1. We affirm. We are confronted in this case with what essentially is a question of fact. The trial court was warranted in believing that the Hays took the Rambler with knowledge that Tempo did not have title at the time of the sale but that title could be expected to be delivered in the future when obtained by Tempo. There is no evidence that Tempo knew or had reason to believe at the time of execution of the contract that it could never obtain title. In fact the evidence is undisputed that if the sale of the Cadillac had been accomplished, the wholesaler would have been satisfied and delivered title to the Rambler either to Tempo or the Hays. Moreover, it seems clear that even after Mrs. Hay became aware that there was difficulty in obtaining the title, she agreed to a continuation of the arrangement, seeking only the Rambler and title thereto. Based upon such evidence, the trial court properly concluded that a count of fraud and deceit would not lie. Fraud and deceit cannot be predicated upon statements which are promissory in their nature as to future acts. Motors Ins. Corp. v. Morgan, 117 Ga. App. 654, 656 (161 SE2d 382). Moreover, in this case the Hays elected to affirm the contract. Thus, they are bound by the terms of the contract and may not recover for asserted fraud and misrepresentation of the seller as to delivery of the title when they were on specific notice that the seller did not have title at the time of the sale. Gem City Motors v. Minton, 109 Ga. App. 842, 847 (137 SE2d 522).

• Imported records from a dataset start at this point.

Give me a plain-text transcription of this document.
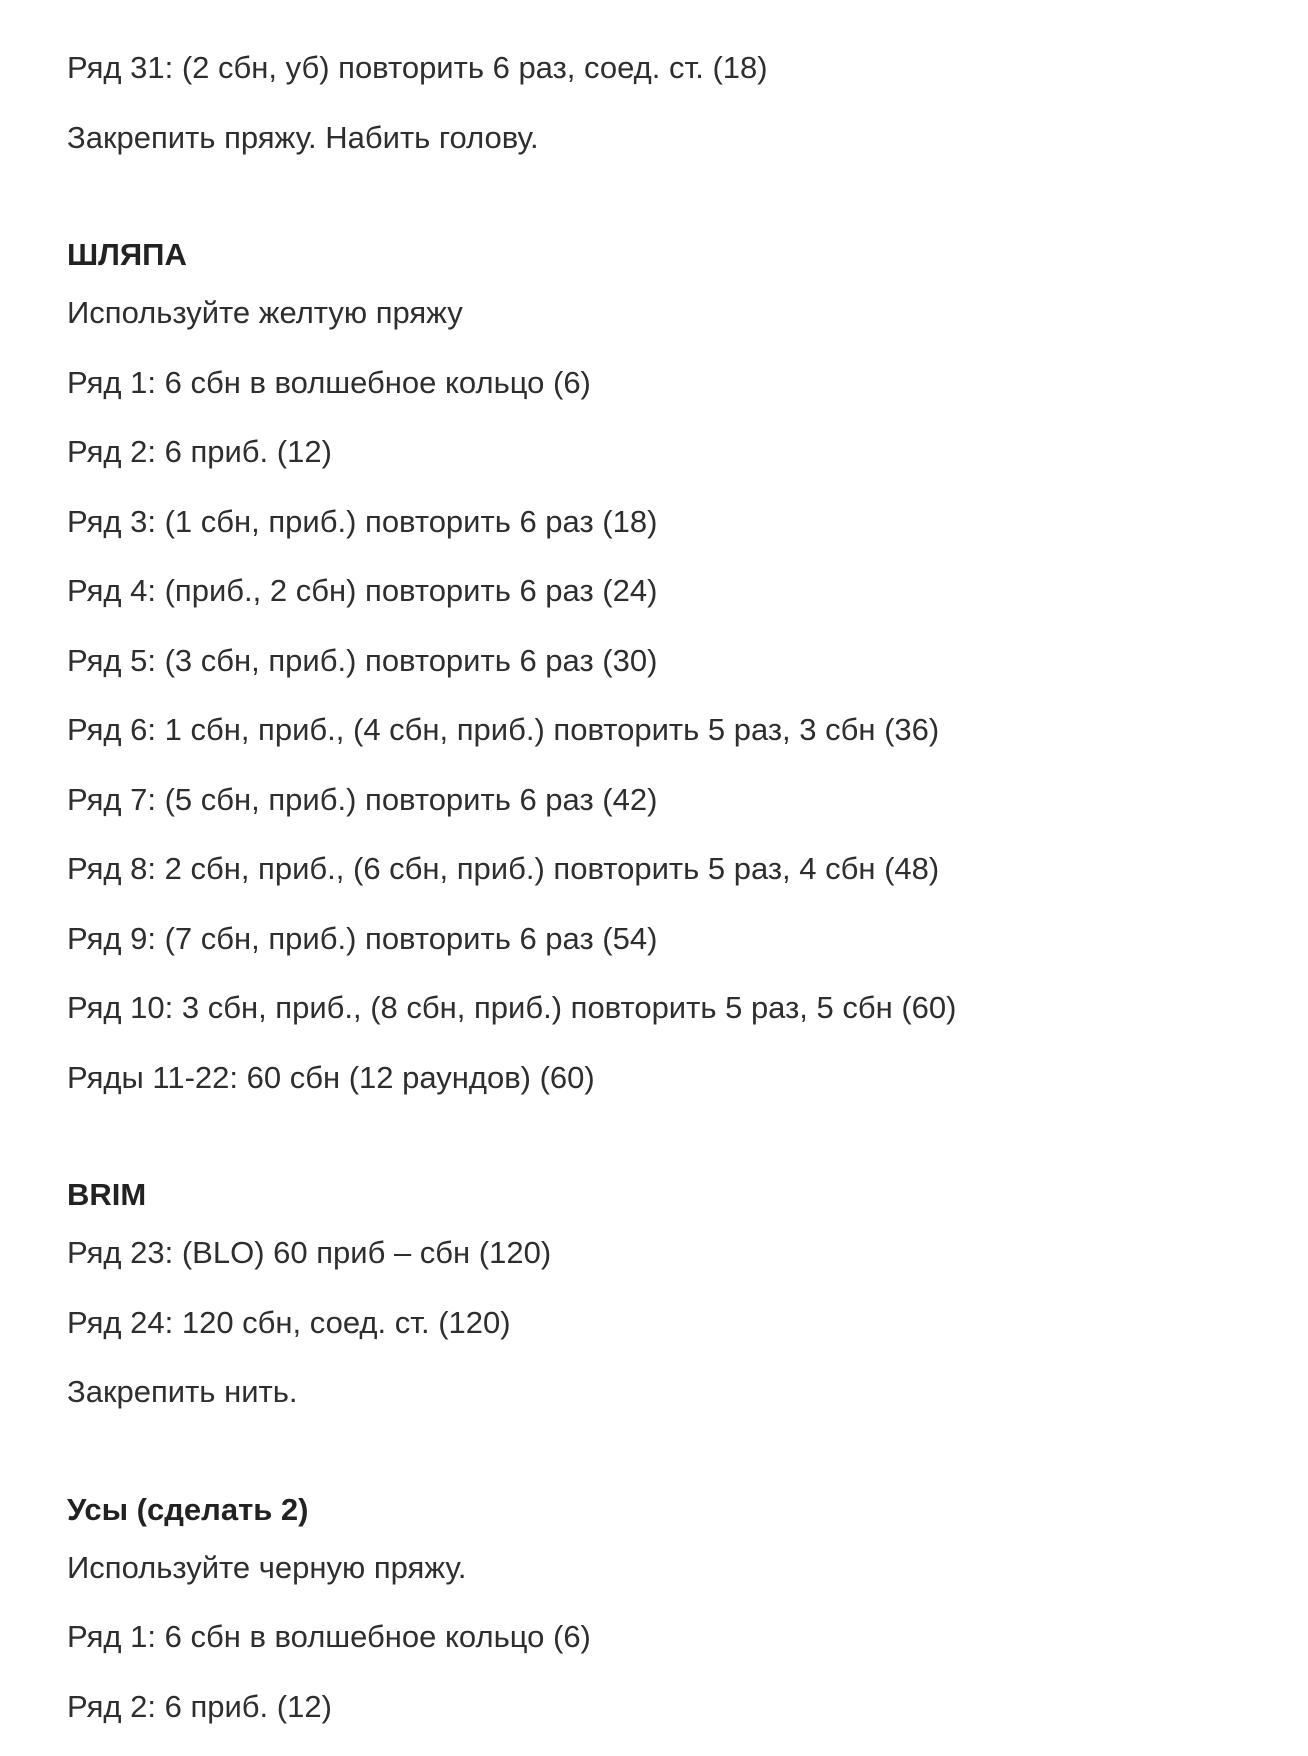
Ряд 31: (2 сбн, уб) повторить 6 раз, соед. ст. (18)
Закрепить пряжу. Набить голову.
ШЛЯПА
Используйте желтую пряжу
Ряд 1: 6 сбн в волшебное кольцо (6)
Ряд 2: 6 приб. (12)
Ряд 3: (1 сбн, приб.) повторить 6 раз (18)
Ряд 4: (приб., 2 сбн) повторить 6 раз (24)
Ряд 5: (3 сбн, приб.) повторить 6 раз (30)
Ряд 6: 1 сбн, приб., (4 сбн, приб.) повторить 5 раз, 3 сбн (36)
Ряд 7: (5 сбн, приб.) повторить 6 раз (42)
Ряд 8: 2 сбн, приб., (6 сбн, приб.) повторить 5 раз, 4 сбн (48)
Ряд 9: (7 сбн, приб.) повторить 6 раз (54)
Ряд 10: 3 сбн, приб., (8 сбн, приб.) повторить 5 раз, 5 сбн (60)
Ряды 11-22: 60 сбн (12 раундов) (60)
BRIM
Ряд 23: (BLO) 60 приб – сбн (120)
Ряд 24: 120 сбн, соед. ст. (120)
Закрепить нить.
Усы (сделать 2)
Используйте черную пряжу.
Ряд 1: 6 сбн в волшебное кольцо (6)
Ряд 2: 6 приб. (12)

2. Specifically, in their four enumerations of error, appellants complain that the trial court erred in denying the motion for new trial; in concluding that there was no fraud and deceit; in concluding that the Hays affirmed the contract; and finding that the Hays were advised by Tempo that it did not have title at the time of the sale and thereafter did not inform the Hays that it could not obtain title. It is obvious that each of these enumerations involves factual matters. It is the law of this state that a trial judge's findings of fact, like the factual conclusions of a jury, are binding on appeal and unless wholly unsupported or clearly erroneous will not provide *290 SE2d 154). We conclude not only that the conclusions of the trial court are supported, but further, that they are the only ones reasonably that could have been made. We will not substitute our judgment for that of the trial court. The enumerations complaining of the factual determinations of the trial court are without merit.

Judgment affirmed. Deen, C. J., and Sognier, J., concur.